A project that Hindsbo sees as emblematic of this development—one that is, as she says, at the “very core” of Tate Modern’s programme as it celebrates its 25th anniversary—opens this week: the first major exhibition of the Indigenous Australian artist Emily Kam Kngwarray (around 1914-96). The Anmatyerr painter made extraordinarily dynamic and moving paintings and batiks of the desert region of Alhalker in Australia’s Northern Territory.

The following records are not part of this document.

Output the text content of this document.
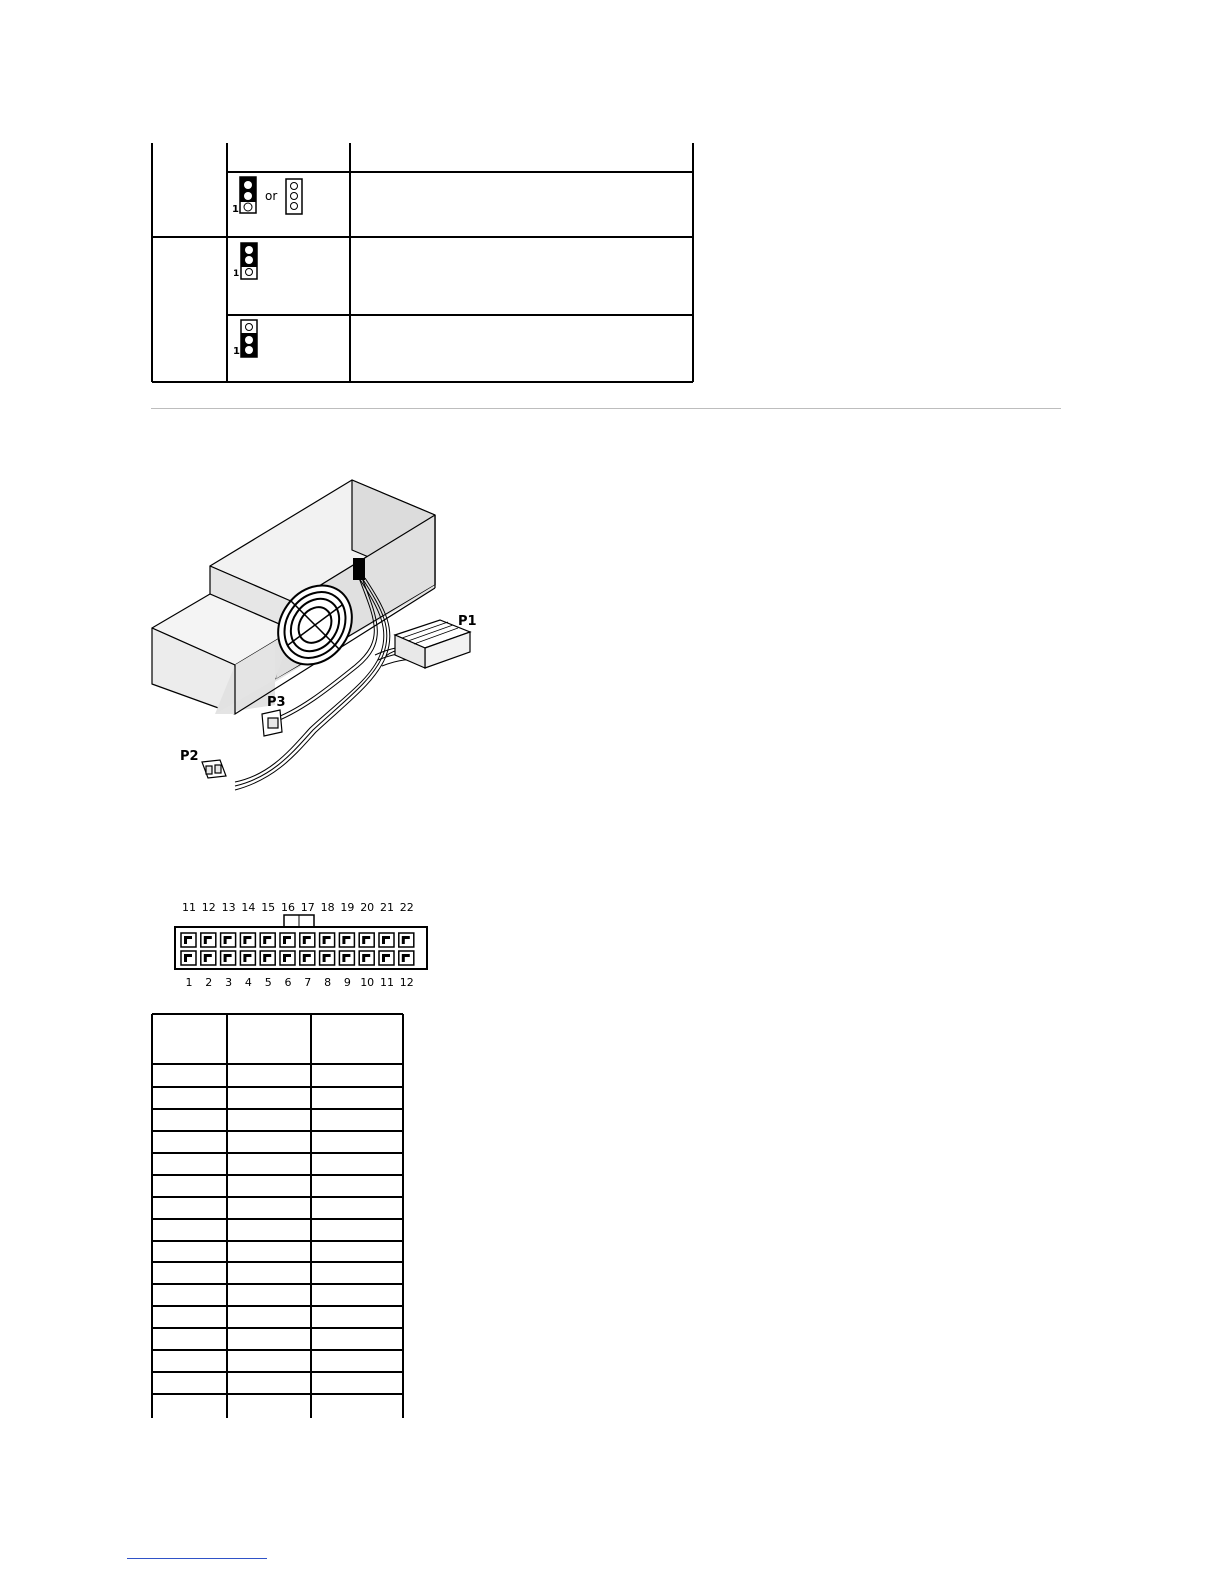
1
or
1
1
P1
P3
P2
11 12 13 14 15 16 17 18 19 20 21 22
1 2 3 4 5 6 7 8 9 10 11 12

Tate’s exhibition is a variation of a show that began at the National Gallery of Australia in Canberra last year. It features more than 70 works, from Kngwarray’s early batiks, begun in 1977, through to the vast paintings that she made towards the end of her life. Those practices were deeply informed by the body painting in awely, the ceremonial traditions of Kngwarray’s community.“The tactility of [Kngwarray’s] work, particularly in the paintings as well as in the batiks, stems from the gesture of painting on the body, using ochres for awely [ceremonies],” says Hetti Perkins, who, with Kelli Cole, was one of the two Indigenous Australian curators of the exhibition when it was at the National Gallery of Australia

Emily Kam Kngwarray’s sprawling 5m-wide Yam awely was painted in 1995, shortly before her death © The artist/Copyright Agency; Licensed by DACS 2025

Flora and fauna

All these forms of visual expression depicted the flora and fauna of Alhalker, an area north-east of Alice Springs, next to the more famous Indigenous homeland of Utopia. “She starts with [all the edible foods from the area] and then she also depicts other amazing and wonderful connected subjects from her cultural knowledge,” says Cole, who is co-curating the Tate version of the show

From her first painting on canvas, Emu woman (1988-89), “you [could] see she was such a special, amazing artist”, Cole says. “That painting is extraordinary.” Her output in the years between Emu woman and her last paintings was astonishing—the final painting in the Tate show, the nearly 5m-wide Yam awely (1995), was created in just two days. And Kngwarray made giant stylistic leaps across this short period, too: the dots of Emu woman give way to loose and energetic loops and fluid lines in later canvases.

Context-faithful

These final paintings are often framed within the context of abstraction. But Cole and her collaborators avoid aligning Kngwarray’s achievement with the values of Western art and decontextualising her paintings by, for example, presenting them as an Indigenous Abstract Expressionism. “Our goal is, and always has been… to work with the community, have the community’s voices really included in this,” Cole says.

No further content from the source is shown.